Brazil’s strong export performance is the main reason behind the impressive 19 percent growth in exports from the South American Common Market, Mercosur. Argentina, too, recorded strong export growth, as did the other Southern Cone countries. Exports from the Central American Common Market (CACM) also witnessed strong growth, estimated at 12 percent, with all five members contributing to that growth. Andean Community exports grew at a much slower rate of just 3 percent during the year. This, however, was mainly a result of negative export growth in Venezuela, offsetting very strong export performances by Bolivia, Ecuador and Peru. The countries of the North American Free Trade Agreement (NAFTA) increased their combined exports by 4 percent during the year. Among the three NAFTA partners, Mexico witnessed the smallest increase in sales.
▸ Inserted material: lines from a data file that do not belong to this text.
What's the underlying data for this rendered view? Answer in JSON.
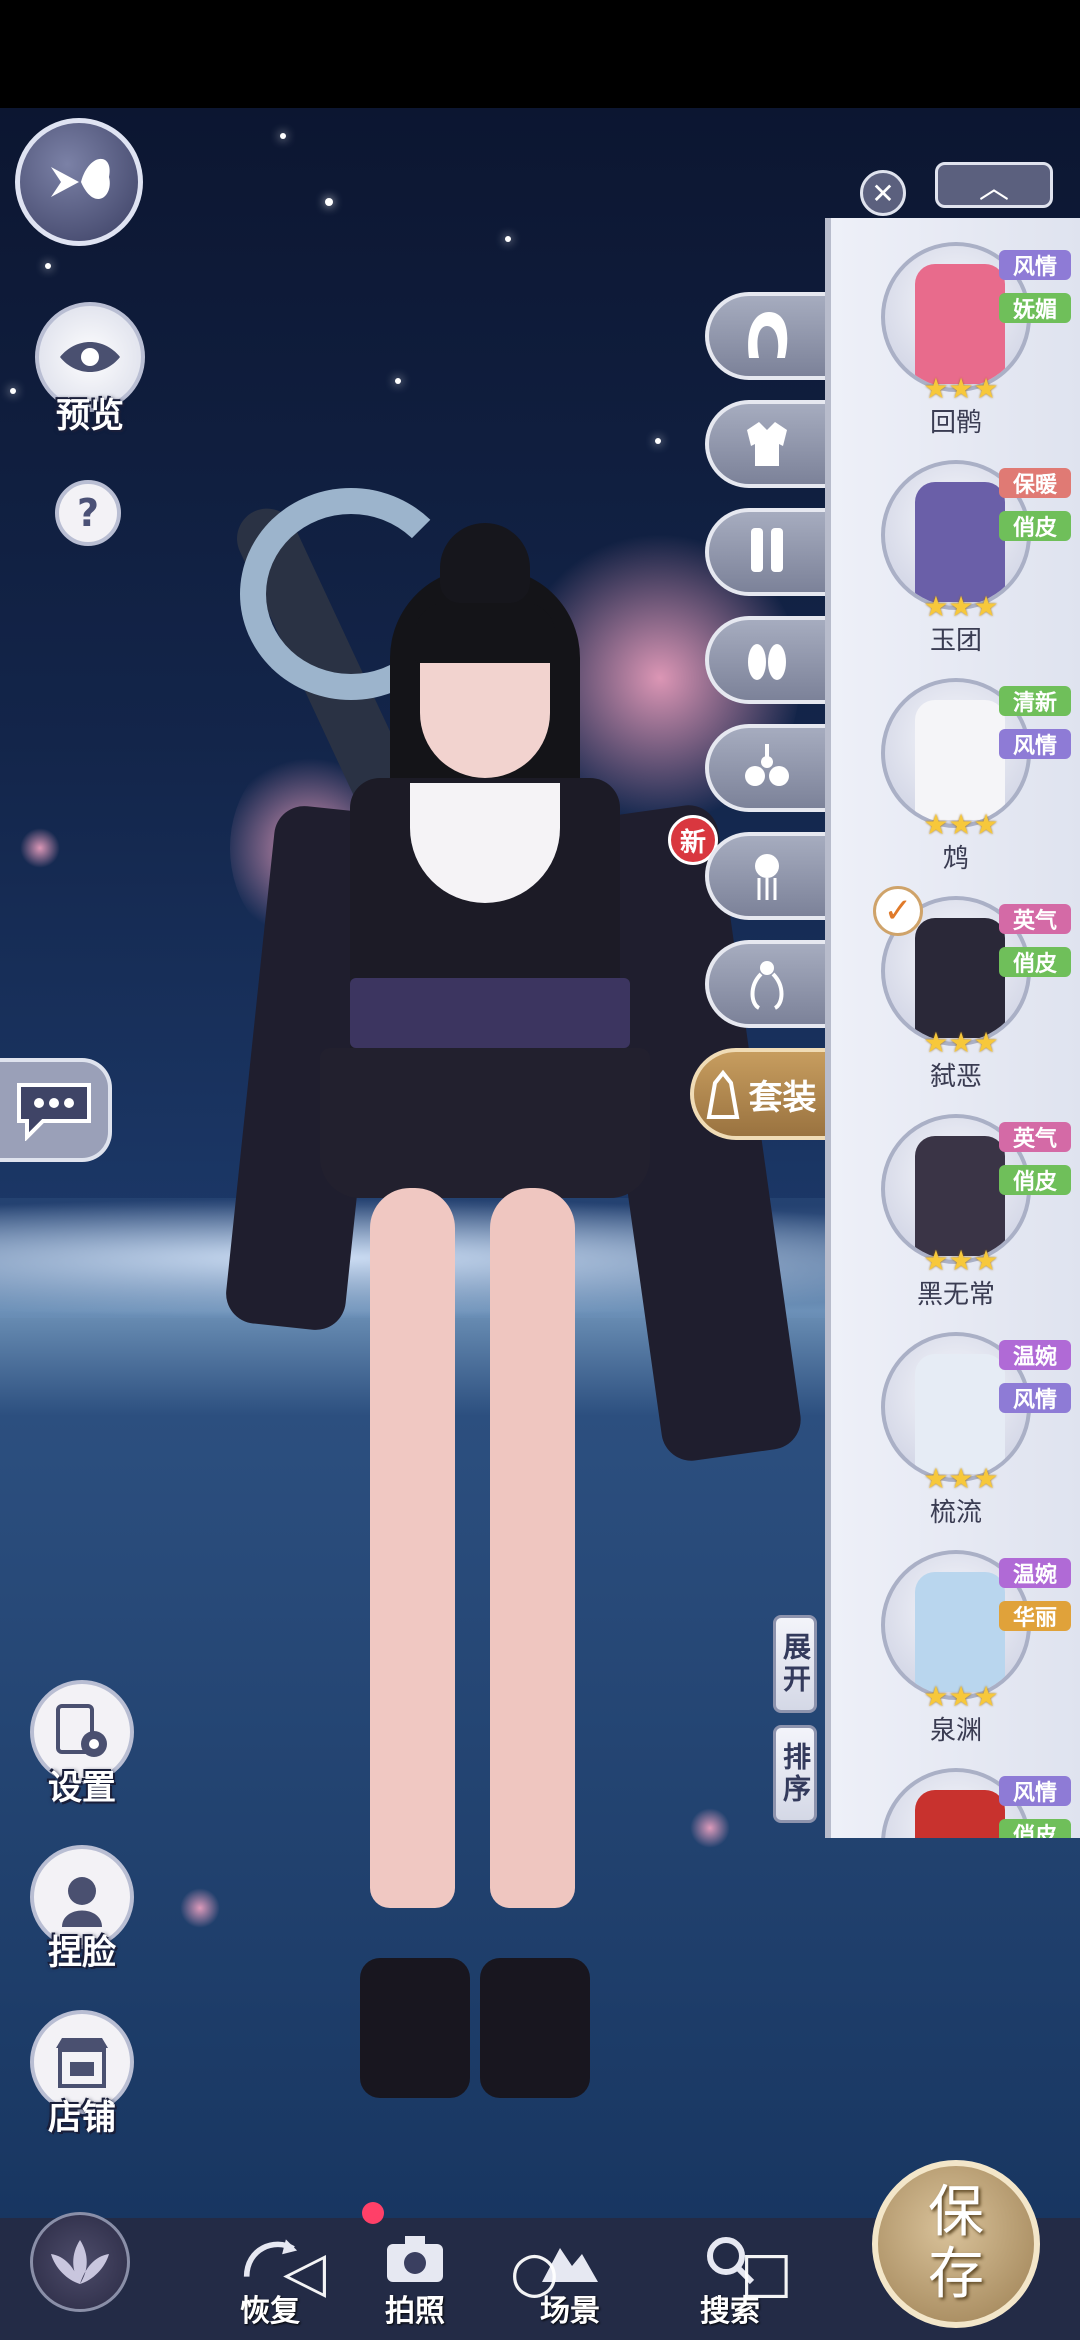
{
  "left_controls": {
    "preview_label": "预览",
    "help_label": "?",
    "settings_label": "设置",
    "face_label": "捏脸",
    "shop_label": "店铺"
  },
  "category_tabs": {
    "new_badge": "新",
    "set_label": "套装"
  },
  "panel": {
    "close_label": "✕",
    "collapse_label": "︿",
    "expand_label": "展开",
    "sort_label": "排序",
    "outfits": [
      {
        "name": "回鹘",
        "tags": [
          "风情",
          "妩媚"
        ],
        "tag_colors": [
          "#8e7bd6",
          "#6fbf5a"
        ],
        "stars": "★★★",
        "art_color": "#e86b8c",
        "selected": false
      },
      {
        "name": "玉团",
        "tags": [
          "保暖",
          "俏皮"
        ],
        "tag_colors": [
          "#e07a74",
          "#6fbf5a"
        ],
        "stars": "★★★",
        "art_color": "#6a5fa8",
        "selected": false
      },
      {
        "name": "鸩",
        "tags": [
          "清新",
          "风情"
        ],
        "tag_colors": [
          "#6fbf5a",
          "#8e7bd6"
        ],
        "stars": "★★★",
        "art_color": "#f5f5f8",
        "selected": false
      },
      {
        "name": "弑恶",
        "tags": [
          "英气",
          "俏皮"
        ],
        "tag_colors": [
          "#d46aa6",
          "#6fbf5a"
        ],
        "stars": "★★★",
        "art_color": "#2a2838",
        "selected": true,
        "check": "✓"
      },
      {
        "name": "黑无常",
        "tags": [
          "英气",
          "俏皮"
        ],
        "tag_colors": [
          "#d46aa6",
          "#6fbf5a"
        ],
        "stars": "★★★",
        "art_color": "#3a3446",
        "selected": false
      },
      {
        "name": "梳流",
        "tags": [
          "温婉",
          "风情"
        ],
        "tag_colors": [
          "#b06ad6",
          "#8e7bd6"
        ],
        "stars": "★★★",
        "art_color": "#e6ecf5",
        "selected": false
      },
      {
        "name": "泉渊",
        "tags": [
          "温婉",
          "华丽"
        ],
        "tag_colors": [
          "#b06ad6",
          "#e0a23a"
        ],
        "stars": "★★★",
        "art_color": "#b9d6ee",
        "selected": false
      },
      {
        "name": "",
        "tags": [
          "风情",
          "俏皮"
        ],
        "tag_colors": [
          "#8e7bd6",
          "#6fbf5a"
        ],
        "stars": "",
        "art_color": "#c8322e",
        "selected": false
      }
    ]
  },
  "bottom_bar": {
    "restore_label": "恢复",
    "photo_label": "拍照",
    "scene_label": "场景",
    "search_label": "搜索",
    "save_label_1": "保",
    "save_label_2": "存"
  },
  "system_nav": {
    "back_glyph": "◁",
    "home_glyph": "○",
    "recents_glyph": "□"
  }
}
For the Western Hemisphere as a whole, and for most subregions, growth of sales to extraregional markets was higher than growth in intraregional trade, in contrast to the trend prevailing in the 1990s. Exports among Latin American countries grew by 5 percent (compared to an 8 percent increase in the region’s total exports). Similarly, intra-CACM exports expanded by 7 percent, compared to the group’s 12 percent growth in exports to the world. The difference is most striking in the Andean Community, where intra-Andean exports declined by 11 percent, while the group’s total exports showed modest growth. Both Colombia and Venezuela, which have traditionally dominated intra-Andean trade, saw deep declines in their exports to Andean partners. In NAFTA, too, intragroup exports grew at a somewhat slower pace than exports to the world. The one exception to the above trend was Mercosur, where intragroup exports exceeded sales to extraregional markets by two percentage points, reflecting signs of economic recovery in the subregional market.
These and other data on the hemisphere’s recent trade performance will be published this week in the December 2003 issue of the IDB Integration Department’s Periodic Note on Integration and Trade in the Americas.